Shanyn Viars found her dream job in a nontraditional field.
After earning a Master of Science in Economics from UNC Charlotte’s Belk College of Business, Viars was hired as an economic and policy research associate and the only economist on staff at American Rivers, a conservation organization based in Grand Rapids, Michigan.
“I wanted to use my degree to change public policy and, particularly, clean water — it is the backbone of a healthy community and society,” said Viars ’15, ’16 M.S. “As an economist, I help communities weigh sustainable options and foster innovative financing structures that will be needed to address our urgent water challenges.”
Viars is one of a growing number of Belk College M.S. in Economics graduates who are pursuing a nontraditional economics career.
Economics Professor Craig Depken said graduates of the STEM-designated program are finding jobs in a wide variety of occupations and industries.
“Our curriculum provides students with the tools for economic analysis which can be applied in a wide range of areas, including economic development, education, medicine, logistics, sports, and politics, to name a few,” Depken said.
After earning a bachelor's in economics, Viars found a job but was quickly disillusioned with cubicle life.
“I found out quickly that to do something impactful, I needed a master’s degree,” said Viars, who had good relationships with her professors, which played a major role in her decision to stay at the Belk College.
“Professor Depken helped me create my own academic path and choose courses that were purposeful,” Viars said.
It took a year to find her dream job, but Viars admits to being picky.
“I wanted a green or blue job, and they are harder to find,” Viars explained. “I used creativity in job search engines to look for roles requiring forecasting and analytic skills but not necessarily a job with ‘economic forecasting’ in the title.
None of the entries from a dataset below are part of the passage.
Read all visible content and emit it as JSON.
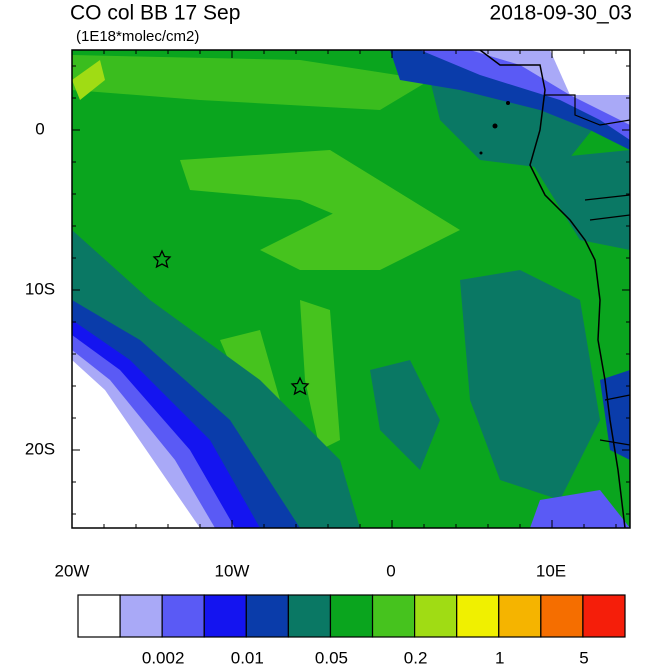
{
  "header": {
    "title": "CO col BB 17 Sep",
    "units": "(1E18*molec/cm2)",
    "time": "2018-09-30_03"
  },
  "map": {
    "lat_labels": [
      "0",
      "10S",
      "20S"
    ],
    "lon_labels": [
      "20W",
      "10W",
      "0",
      "10E"
    ]
  },
  "colorbar": {
    "colors": [
      "#ffffff",
      "#a9a9f7",
      "#5a5af5",
      "#1414f0",
      "#0a3caa",
      "#0a7864",
      "#0aa51e",
      "#46c31e",
      "#a0dc14",
      "#f0f000",
      "#f5b400",
      "#f56e00",
      "#f51e0a"
    ],
    "labels": [
      "0.002",
      "0.01",
      "0.05",
      "0.2",
      "1",
      "5"
    ]
  }
}
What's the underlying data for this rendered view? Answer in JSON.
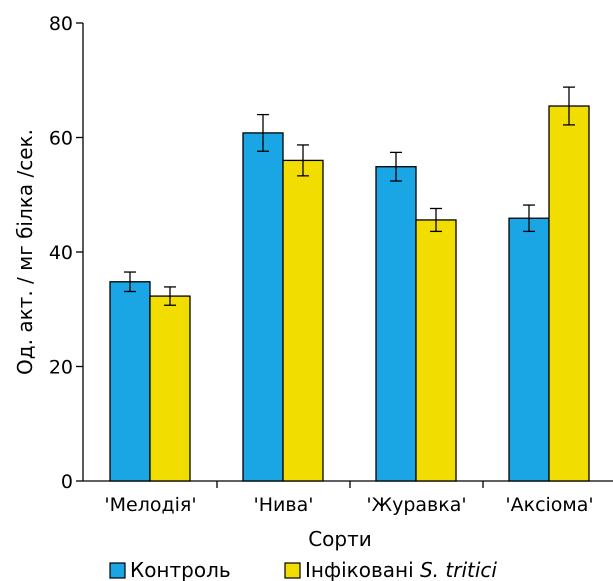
{
  "chart_data": {
    "type": "bar",
    "title": "",
    "xlabel": "Сорти",
    "ylabel": "Од. акт. / мг білка /сек.",
    "ylim": [
      0,
      80
    ],
    "yticks": [
      0,
      20,
      40,
      60,
      80
    ],
    "grid": false,
    "legend_position": "bottom",
    "categories": [
      "'Мелодія'",
      "'Нива'",
      "'Журавка'",
      "'Аксіома'"
    ],
    "series": [
      {
        "name": "Контроль",
        "color": "#1aa5e4",
        "values": [
          34.8,
          60.8,
          54.9,
          45.9
        ],
        "errors": [
          1.7,
          3.2,
          2.5,
          2.3
        ]
      },
      {
        "name_prefix": "Інфіковані ",
        "name_italic": "S. tritici",
        "name": "Інфіковані S. tritici",
        "color": "#f2dd00",
        "values": [
          32.3,
          56.0,
          45.6,
          65.5
        ],
        "errors": [
          1.6,
          2.7,
          2.0,
          3.3
        ]
      }
    ]
  }
}
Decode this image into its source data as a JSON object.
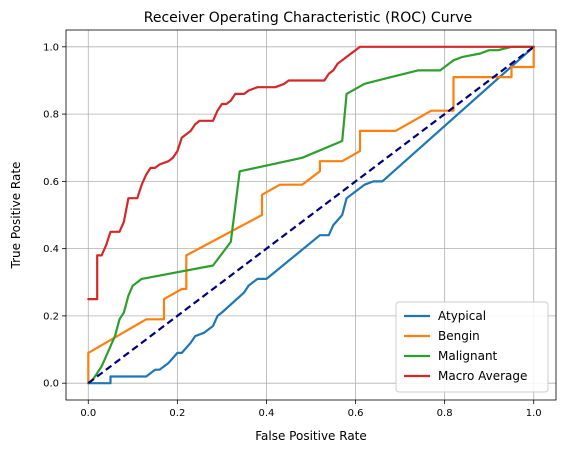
{
  "chart_data": {
    "type": "line",
    "title": "Receiver Operating Characteristic (ROC) Curve",
    "xlabel": "False Positive Rate",
    "ylabel": "True Positive Rate",
    "xlim": [
      -0.05,
      1.05
    ],
    "ylim": [
      -0.05,
      1.05
    ],
    "xticks": [
      "0.0",
      "0.2",
      "0.4",
      "0.6",
      "0.8",
      "1.0"
    ],
    "yticks": [
      "0.0",
      "0.2",
      "0.4",
      "0.6",
      "0.8",
      "1.0"
    ],
    "grid": true,
    "legend_position": "lower-right",
    "series": [
      {
        "name": "Atypical",
        "color": "#1f77b4",
        "x": [
          0.0,
          0.05,
          0.05,
          0.11,
          0.13,
          0.15,
          0.16,
          0.18,
          0.2,
          0.21,
          0.23,
          0.24,
          0.26,
          0.28,
          0.29,
          0.3,
          0.35,
          0.36,
          0.38,
          0.4,
          0.52,
          0.54,
          0.55,
          0.57,
          0.58,
          0.6,
          0.62,
          0.64,
          0.66,
          1.0
        ],
        "y": [
          0.0,
          0.0,
          0.02,
          0.02,
          0.02,
          0.04,
          0.04,
          0.06,
          0.09,
          0.09,
          0.12,
          0.14,
          0.15,
          0.17,
          0.2,
          0.21,
          0.27,
          0.29,
          0.31,
          0.31,
          0.44,
          0.44,
          0.47,
          0.5,
          0.55,
          0.57,
          0.59,
          0.6,
          0.6,
          1.0
        ]
      },
      {
        "name": "Bengin",
        "color": "#ff7f0e",
        "x": [
          0.0,
          0.0,
          0.13,
          0.17,
          0.17,
          0.21,
          0.22,
          0.22,
          0.39,
          0.39,
          0.43,
          0.48,
          0.52,
          0.52,
          0.57,
          0.61,
          0.61,
          0.69,
          0.77,
          0.82,
          0.82,
          0.95,
          0.95,
          1.0,
          1.0
        ],
        "y": [
          0.0,
          0.09,
          0.19,
          0.19,
          0.25,
          0.28,
          0.28,
          0.38,
          0.5,
          0.56,
          0.59,
          0.59,
          0.63,
          0.66,
          0.66,
          0.69,
          0.75,
          0.75,
          0.81,
          0.81,
          0.91,
          0.91,
          0.94,
          0.94,
          1.0
        ]
      },
      {
        "name": "Malignant",
        "color": "#2ca02c",
        "x": [
          0.0,
          0.01,
          0.02,
          0.03,
          0.04,
          0.05,
          0.06,
          0.07,
          0.08,
          0.09,
          0.1,
          0.11,
          0.12,
          0.28,
          0.32,
          0.34,
          0.48,
          0.57,
          0.58,
          0.62,
          0.68,
          0.74,
          0.79,
          0.82,
          0.84,
          0.88,
          0.9,
          0.92,
          0.95,
          1.0
        ],
        "y": [
          0.0,
          0.01,
          0.03,
          0.05,
          0.08,
          0.11,
          0.14,
          0.19,
          0.21,
          0.26,
          0.29,
          0.3,
          0.31,
          0.35,
          0.42,
          0.63,
          0.67,
          0.72,
          0.86,
          0.89,
          0.91,
          0.93,
          0.93,
          0.96,
          0.97,
          0.98,
          0.99,
          0.99,
          1.0,
          1.0
        ]
      },
      {
        "name": "Macro Average",
        "color": "#d62728",
        "x": [
          0.0,
          0.02,
          0.02,
          0.03,
          0.04,
          0.05,
          0.07,
          0.08,
          0.09,
          0.11,
          0.12,
          0.13,
          0.14,
          0.15,
          0.16,
          0.18,
          0.19,
          0.2,
          0.21,
          0.22,
          0.23,
          0.24,
          0.25,
          0.26,
          0.28,
          0.29,
          0.3,
          0.31,
          0.32,
          0.33,
          0.35,
          0.36,
          0.38,
          0.42,
          0.44,
          0.45,
          0.53,
          0.54,
          0.55,
          0.56,
          0.57,
          0.58,
          0.59,
          0.6,
          0.61,
          1.0
        ],
        "y": [
          0.25,
          0.25,
          0.38,
          0.38,
          0.41,
          0.45,
          0.45,
          0.48,
          0.55,
          0.55,
          0.59,
          0.62,
          0.64,
          0.64,
          0.65,
          0.66,
          0.67,
          0.69,
          0.73,
          0.74,
          0.75,
          0.77,
          0.78,
          0.78,
          0.78,
          0.81,
          0.83,
          0.83,
          0.84,
          0.86,
          0.86,
          0.87,
          0.88,
          0.88,
          0.89,
          0.9,
          0.9,
          0.92,
          0.93,
          0.95,
          0.96,
          0.97,
          0.98,
          0.99,
          1.0,
          1.0
        ]
      }
    ],
    "reference_line": {
      "x": [
        0.0,
        1.0
      ],
      "y": [
        0.0,
        1.0
      ],
      "color": "#000080",
      "style": "dashed"
    }
  }
}
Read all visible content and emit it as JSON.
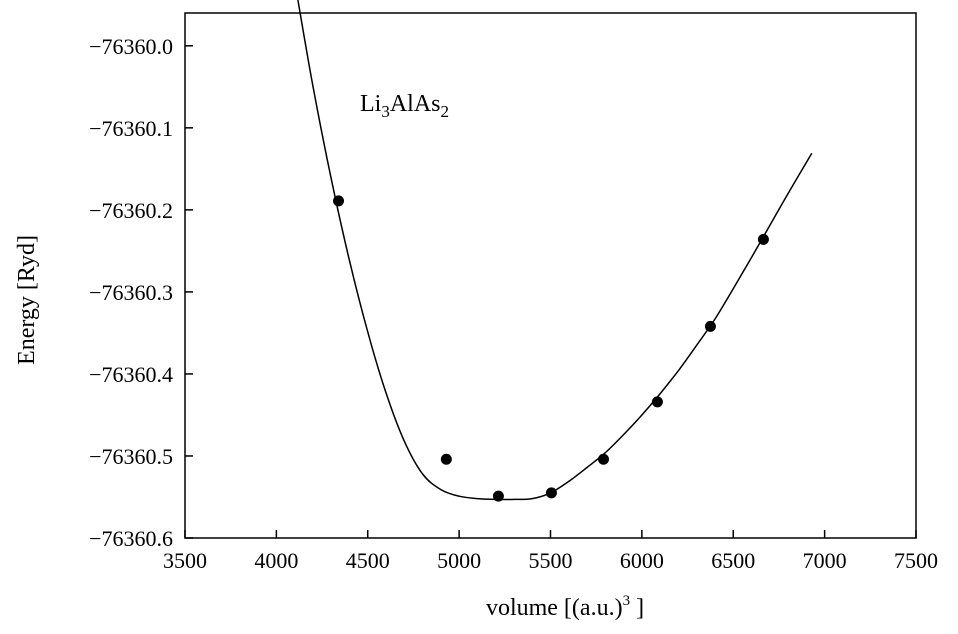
{
  "chart_data": {
    "type": "scatter",
    "annotation": {
      "base1": "Li",
      "sub1": "3",
      "base2": "AlAs",
      "sub2": "2"
    },
    "xlabel": {
      "text": "volume [(a.u.)",
      "sup": "3",
      "close": "]"
    },
    "ylabel": "Energy [Ryd]",
    "xlim": [
      3500,
      7500
    ],
    "ylim": [
      -76360.6,
      -75359.96
    ],
    "y_display_range": [
      -76360.6,
      -76359.96
    ],
    "x_ticks": [
      3500,
      4000,
      4500,
      5000,
      5500,
      6000,
      6500,
      7000,
      7500
    ],
    "x_tick_labels": [
      "3500",
      "4000",
      "4500",
      "5000",
      "5500",
      "6000",
      "6500",
      "7000",
      "7500"
    ],
    "y_ticks": [
      -76360.0,
      -76360.1,
      -76360.2,
      -76360.3,
      -76360.4,
      -76360.5,
      -76360.6
    ],
    "y_tick_labels": [
      "−76360.0",
      "−76360.1",
      "−76360.2",
      "−76360.3",
      "−76360.4",
      "−76360.5",
      "−76360.6"
    ],
    "points": {
      "x": [
        4340,
        4930,
        5215,
        5505,
        5790,
        6085,
        6375,
        6665
      ],
      "y": [
        -76360.189,
        -76360.504,
        -76360.549,
        -76360.545,
        -76360.504,
        -76360.434,
        -76360.342,
        -76360.236
      ]
    },
    "fit_curve": {
      "x": [
        4110,
        4200,
        4300,
        4400,
        4500,
        4600,
        4700,
        4800,
        4900,
        5000,
        5100,
        5200,
        5300,
        5400,
        5500,
        5600,
        5700,
        5800,
        5900,
        6000,
        6100,
        6200,
        6300,
        6400,
        6500,
        6600,
        6700,
        6800,
        6930
      ],
      "y": [
        -76359.934,
        -76360.049,
        -76360.162,
        -76360.262,
        -76360.349,
        -76360.423,
        -76360.482,
        -76360.522,
        -76360.541,
        -76360.549,
        -76360.552,
        -76360.553,
        -76360.553,
        -76360.552,
        -76360.545,
        -76360.531,
        -76360.514,
        -76360.496,
        -76360.474,
        -76360.45,
        -76360.424,
        -76360.396,
        -76360.365,
        -76360.333,
        -76360.296,
        -76360.258,
        -76360.219,
        -76360.18,
        -76360.131
      ]
    },
    "colors": {
      "line": "#000000",
      "marker": "#000000",
      "frame": "#000000"
    },
    "grid": false,
    "legend": "none"
  }
}
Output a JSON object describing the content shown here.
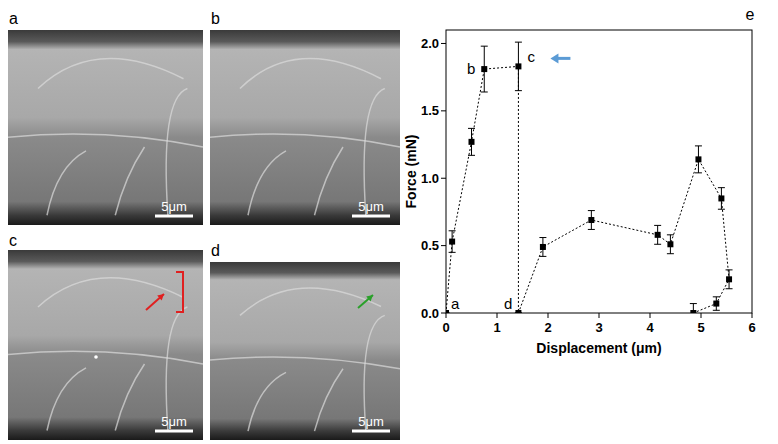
{
  "images": [
    {
      "letter": "a",
      "scale_bar": "5μm"
    },
    {
      "letter": "b",
      "scale_bar": "5μm"
    },
    {
      "letter": "c",
      "scale_bar": "5μm"
    },
    {
      "letter": "d",
      "scale_bar": "5μm"
    }
  ],
  "chart_data": {
    "type": "line",
    "panel_label": "e",
    "x_label": "Displacement (μm)",
    "y_label": "Force (mN)",
    "xlim": [
      0,
      6
    ],
    "ylim": [
      0,
      2.1
    ],
    "xticks": [
      0,
      1,
      2,
      3,
      4,
      5,
      6
    ],
    "yticks": [
      {
        "value": 0,
        "label": "0.0"
      },
      {
        "value": 0.5,
        "label": "0.5"
      },
      {
        "value": 1,
        "label": "1.0"
      },
      {
        "value": 1.5,
        "label": "1.5"
      },
      {
        "value": 2,
        "label": "2.0"
      }
    ],
    "x": [
      0,
      0.12,
      0.5,
      0.75,
      1.42,
      1.42,
      1.9,
      2.85,
      4.15,
      4.4,
      4.95,
      5.4,
      5.55,
      5.3,
      4.85
    ],
    "series": [
      {
        "values": [
          0,
          0.53,
          1.27,
          1.81,
          1.83,
          0,
          0.49,
          0.69,
          0.58,
          0.51,
          1.14,
          0.85,
          0.25,
          0.07,
          0
        ],
        "errors": [
          0,
          0.08,
          0.1,
          0.17,
          0.18,
          0,
          0.07,
          0.07,
          0.07,
          0.07,
          0.1,
          0.08,
          0.07,
          0.05,
          0.07
        ],
        "color": "#000000",
        "marker": "square",
        "line_style": "dotted"
      }
    ],
    "annotations": [
      {
        "text": "a",
        "point": 0
      },
      {
        "text": "b",
        "point": 3
      },
      {
        "text": "c",
        "point": 4,
        "color": "#5b9bd5"
      },
      {
        "text": "d",
        "point": 5
      }
    ]
  }
}
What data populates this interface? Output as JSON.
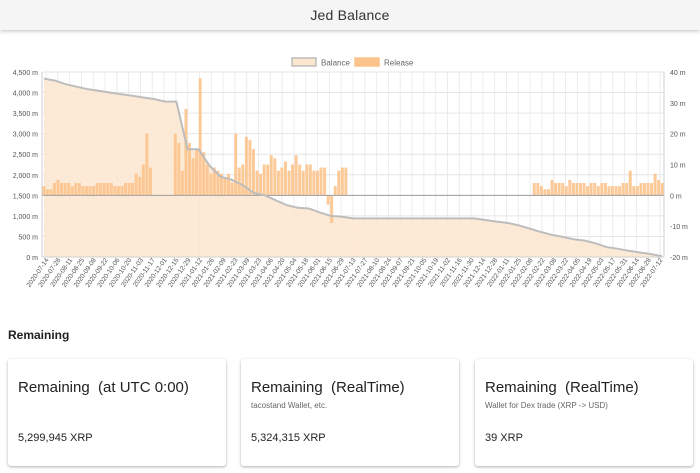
{
  "page": {
    "title": "Jed Balance"
  },
  "chart_data": {
    "type": "bar+area",
    "legend": [
      "Balance",
      "Release"
    ],
    "legend_position": "top",
    "colors": {
      "balance_fill": "#fde6cf",
      "balance_line": "#bdbdbd",
      "release": "#fcc38c"
    },
    "yleft": {
      "min": 0,
      "max": 4500,
      "ticks": [
        "0 m",
        "500 m",
        "1,000 m",
        "1,500 m",
        "2,000 m",
        "2,500 m",
        "3,000 m",
        "3,500 m",
        "4,000 m",
        "4,500 m"
      ]
    },
    "yright": {
      "min": -20,
      "max": 40,
      "ticks": [
        "-20 m",
        "-10 m",
        "0 m",
        "10 m",
        "20 m",
        "30 m",
        "40 m"
      ]
    },
    "grid": true,
    "x_tick_labels": [
      "2020-07-14",
      "2020-07-28",
      "2020-08-11",
      "2020-08-25",
      "2020-09-08",
      "2020-09-22",
      "2020-10-06",
      "2020-10-20",
      "2020-11-03",
      "2020-11-17",
      "2020-12-01",
      "2020-12-15",
      "2020-12-29",
      "2021-01-12",
      "2021-01-26",
      "2021-02-09",
      "2021-02-23",
      "2021-03-09",
      "2021-03-23",
      "2021-04-06",
      "2021-04-20",
      "2021-05-04",
      "2021-05-18",
      "2021-06-01",
      "2021-06-15",
      "2021-06-29",
      "2021-07-13",
      "2021-07-27",
      "2021-08-10",
      "2021-08-24",
      "2021-09-07",
      "2021-09-21",
      "2021-10-05",
      "2021-10-19",
      "2021-11-02",
      "2021-11-16",
      "2021-11-30",
      "2021-12-14",
      "2021-12-28",
      "2022-01-11",
      "2022-01-25",
      "2022-02-08",
      "2022-02-22",
      "2022-03-08",
      "2022-03-22",
      "2022-04-05",
      "2022-04-19",
      "2022-05-03",
      "2022-05-17",
      "2022-05-31",
      "2022-06-14",
      "2022-06-28",
      "2022-07-12"
    ],
    "balance_m": [
      4340,
      4290,
      4200,
      4140,
      4080,
      4040,
      4000,
      3960,
      3920,
      3880,
      3840,
      3780,
      3780,
      2620,
      2620,
      2220,
      1950,
      1880,
      1750,
      1560,
      1500,
      1380,
      1260,
      1200,
      1180,
      1080,
      1000,
      980,
      940,
      940,
      940,
      940,
      940,
      940,
      940,
      940,
      940,
      940,
      940,
      940,
      900,
      860,
      830,
      770,
      690,
      610,
      540,
      490,
      430,
      400,
      330,
      240,
      200,
      150,
      110,
      70,
      20
    ],
    "release_m": [
      3,
      2,
      2,
      4,
      5,
      4,
      4,
      4,
      3,
      4,
      4,
      3,
      3,
      3,
      3,
      4,
      4,
      4,
      4,
      4,
      3,
      3,
      3,
      4,
      4,
      4,
      7,
      6,
      10,
      20,
      9,
      0,
      0,
      0,
      0,
      0,
      0,
      20,
      17,
      8,
      28,
      17,
      12,
      15,
      38,
      14,
      10,
      7,
      9,
      8,
      7,
      6,
      7,
      4,
      20,
      9,
      10,
      19,
      18,
      15,
      8,
      7,
      10,
      10,
      13,
      12,
      8,
      9,
      11,
      8,
      10,
      13,
      10,
      8,
      10,
      10,
      8,
      8,
      9,
      9,
      -3,
      -9,
      3,
      8,
      9,
      9,
      0,
      0,
      0,
      0,
      0,
      0,
      0,
      0,
      0,
      0,
      0,
      0,
      0,
      0,
      0,
      0,
      0,
      0,
      0,
      0,
      0,
      0,
      0,
      0,
      0,
      0,
      0,
      0,
      0,
      0,
      0,
      0,
      0,
      0,
      0,
      0,
      0,
      0,
      0,
      0,
      0,
      0,
      0,
      0,
      0,
      0,
      0,
      0,
      0,
      0,
      0,
      0,
      4,
      4,
      3,
      2,
      2,
      5,
      4,
      4,
      4,
      3,
      5,
      4,
      4,
      4,
      4,
      3,
      4,
      4,
      3,
      4,
      4,
      3,
      3,
      3,
      3,
      4,
      4,
      8,
      3,
      3,
      4,
      4,
      4,
      4,
      7,
      5,
      4
    ]
  },
  "remaining": {
    "heading": "Remaining",
    "cards": [
      {
        "title": "Remaining  (at UTC 0:00)",
        "subtitle": "",
        "value": "5,299,945 XRP"
      },
      {
        "title": "Remaining  (RealTime)",
        "subtitle": "tacostand Wallet, etc.",
        "value": "5,324,315 XRP"
      },
      {
        "title": "Remaining  (RealTime)",
        "subtitle": "Wallet for Dex trade (XRP -> USD)",
        "value": "39 XRP"
      }
    ]
  }
}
It is a shout-out to my professors who taught us to network, build our resume and be visible.”
History of the M.S. in Economics
Thirty years ago, as information technology was beginning to transform the field of economics, the M.S. in Economics program launched.
Young Davis, chair of the Department of Economics at the time, conceived of the program, said Ted Amato, professor of economics and the first program director.
“Young's perception was that the Charlotte metropolitan area was ready for a master's program in economics, both from the standpoint of opportunity for good placements as well as the pool of qualified potential students,” Amato said.
Richard Neel, who was dean of the Belk College then, was supportive of the initiative and took Amato to meet with dozens of business leaders to generate interest in the program.
“Meeting one-on-one with so many business leaders with Dean Neel was a huge investment in the program's success,” Amato said. “We got some interest from the business community and enrolled some part-time students during those early years.”
At the beginning, two required courses that were created in response to increased computing technology – econometrics and economic forecasting – set the program apart.
Amato said the graduate program grew again in 2007 with the transition of courses to the evenings, helping to better accommodate working professionals.
UNC Charlotte’s location in the second-largest banking center in the nation has helped to pave the way to success for many graduates. Over the years, graduates have found careers in banking, forecasting, auditing, financial analytics, law, and other traditional sectors. Others headed for careers in academia.
The 30th anniversary of the M.S. in Economics is one of several milestones as the Belk College celebrates its 50th anniversary this academic year.